We have posted several times on the negotiation and finalization of the Covered Agreement (“the Agreement”) negotiated by the Obama Administration and approved by the Trump Administration with the European Union. The agreed text of the Agreement was released in January of this year, and the House Financial Services Committee held a hearing on the Agreement the following month. The Trump Administration’s decision to sign the Agreement was announced in July, and included a statement that the U.S. would issue a “U.S. policy statement on implementation.” That statement intrigued many, prompting speculation as to the positions that would be taken in that policy statement. We posted an analysis of the complicated timeline for the implementation of the Agreement later that month.
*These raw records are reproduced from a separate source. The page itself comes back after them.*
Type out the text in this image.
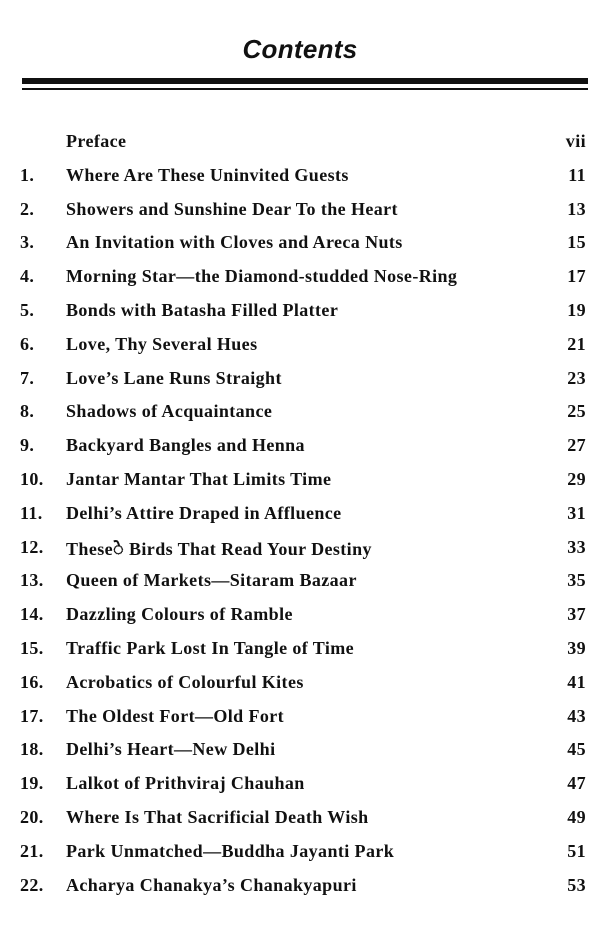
Contents
Preface	vii
1. Where Are These Uninvited Guests	11
2. Showers and Sunshine Dear To the Heart	13
3. An Invitation with Cloves and Areca Nuts	15
4. Morning Star—the Diamond-studded Nose-Ring	17
5. Bonds with Batasha Filled Platter	19
6. Love, Thy Several Hues	21
7. Love’s Lane Runs Straight	23
8. Shadows of Acquaintance	25
9. Backyard Bangles and Henna	27
10. Jantar Mantar That Limits Time	29
11. Delhi’s Attire Draped in Affluence	31
12. Theseे Birds That Read Your Destiny	33
13. Queen of Markets—Sitaram Bazaar	35
14. Dazzling Colours of Ramble	37
15. Traffic Park Lost In Tangle of Time	39
16. Acrobatics of Colourful Kites	41
17. The Oldest Fort—Old Fort	43
18. Delhi’s Heart—New Delhi	45
19. Lalkot of Prithviraj Chauhan	47
20. Where Is That Sacrificial Death Wish	49
21. Park Unmatched—Buddha Jayanti Park	51
22. Acharya Chanakya’s Chanakyapuri	53
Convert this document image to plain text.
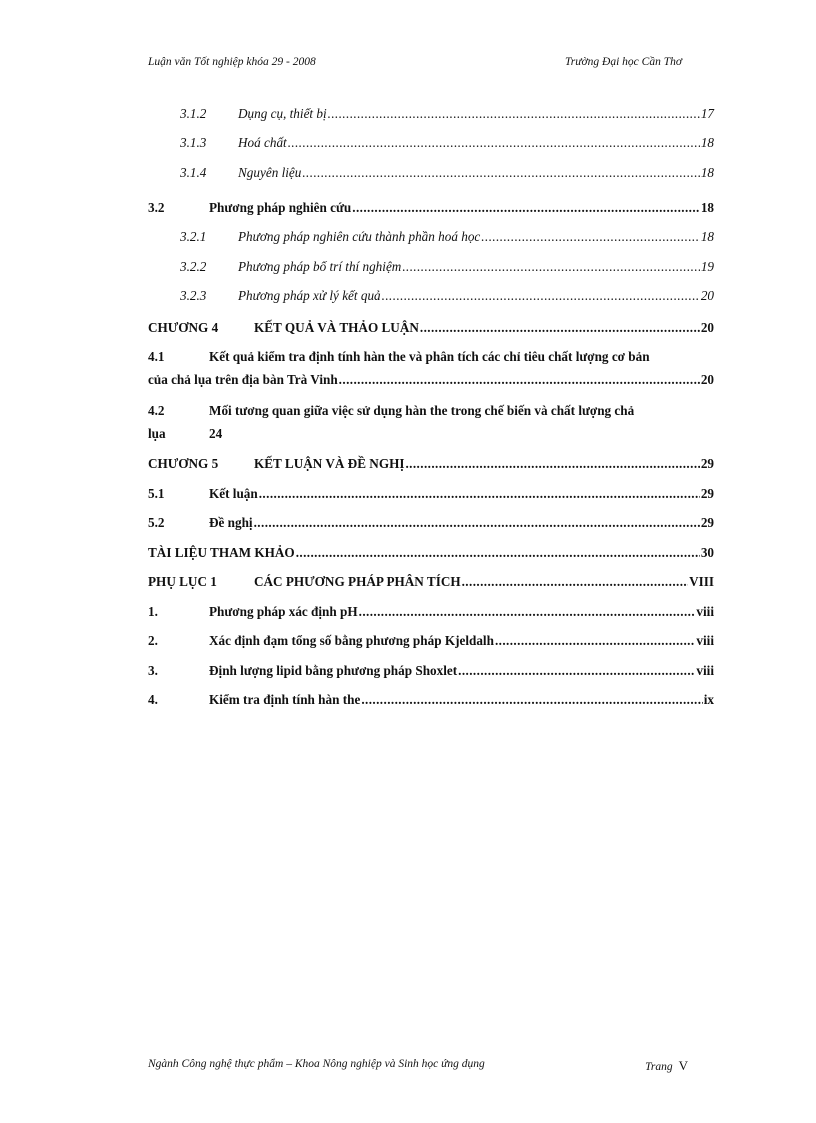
Luận văn Tốt nghiệp khóa 29 - 2008	Trường Đại học Cần Thơ
3.1.2	Dụng cụ, thiết bị .....	17
3.1.3	Hoá chất .....	18
3.1.4	Nguyên liệu .....	18
3.2	Phương pháp nghiên cứu .....	18
3.2.1	Phương pháp nghiên cứu thành phần hoá học .....	18
3.2.2	Phương pháp bố trí thí nghiệm .....	19
3.2.3	Phương pháp xử lý kết quả .....	20
CHƯƠNG 4	KẾT QUẢ VÀ THẢO LUẬN .....	20
4.1	Kết quả kiểm tra định tính hàn the và phân tích các chỉ tiêu chất lượng cơ bản
của chả lụa trên địa bàn Trà Vinh .....	20
4.2	Mối tương quan giữa việc sử dụng hàn the trong chế biến và chất lượng chả
lụa	24
CHƯƠNG 5	KẾT LUẬN VÀ ĐỀ NGHỊ .....	29
5.1	Kết luận .....	29
5.2	Đề nghị .....	29
TÀI LIỆU THAM KHẢO .....	30
PHỤ LỤC 1	CÁC PHƯƠNG PHÁP PHÂN TÍCH .....	VIII
1.	Phương pháp xác định pH .....	viii
2.	Xác định đạm tổng số bằng phương pháp Kjeldalh .....	viii
3.	Định lượng lipid bằng phương pháp Shoxlet .....	viii
4.	Kiểm tra định tính hàn the .....	ix
Ngành Công nghệ thực phẩm – Khoa Nông nghiệp và Sinh học ứng dụng	Trang V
In conjunction with the signing of the Agreement on September 22, the U.S. released the anticipated policy statement. The policy statement is not remarkable, and is based upon a theme that the Agreement affirms, preserves, and builds upon the U.S. state-based structure for the regulation of the business of insurance. The policy statement summarizes various provisions of the Agreement, stating in part that the Agreement:
- with respect to the collateral requirement, “does not prevent a state insurance regulator from imposing non-collateral requirements that do not have substantially the same regulatory impact as collateral requirements as conditions for ceding companies to enter into reinsurance agreements with EU reinsurers or to allow credit for such reinsurance, if the state insurance regulator applies the same requirements in the case of reinsurance agreements with U.S. reinsurers domiciled in that state;”
- does not prevent parties to reinsurance agreements to contractually require collateral for reinsurance;
- excludes the US parent of US-domiciled reinsurers from the need to comply with the requirements of Solvency II just because it has an affiliate doing business in the EU; and
- preserves the authority of the states (in conjunction with the NAIC) to set capital requirements for US insurance groups.
The principal text of the Conclusion section of the policy statement provides:
The Agreement supports the principles specified in the Presidential Executive Order on Core Principles for Regulating the United States Financial System (Feb. 3, 2017) by enabling U.S. companies to be competitive with foreign firmshttps://www.reinsurancefocus.com/wp-admin/edit.php in domestic and foreign markets; advancing U.S. interests in international financial regulatory negotiations and meetings; and making regulation efficient, effective, and appropriately tailored. The United States looks forward to promoting the interests of U.S. stakeholders, U.S. insurance regulators, and the U.S. economy as the Agreement is implemented. The United States also shares with the EU the goal of protecting insurance and reinsurance consumers while respecting one another’s system for supervision and regulation.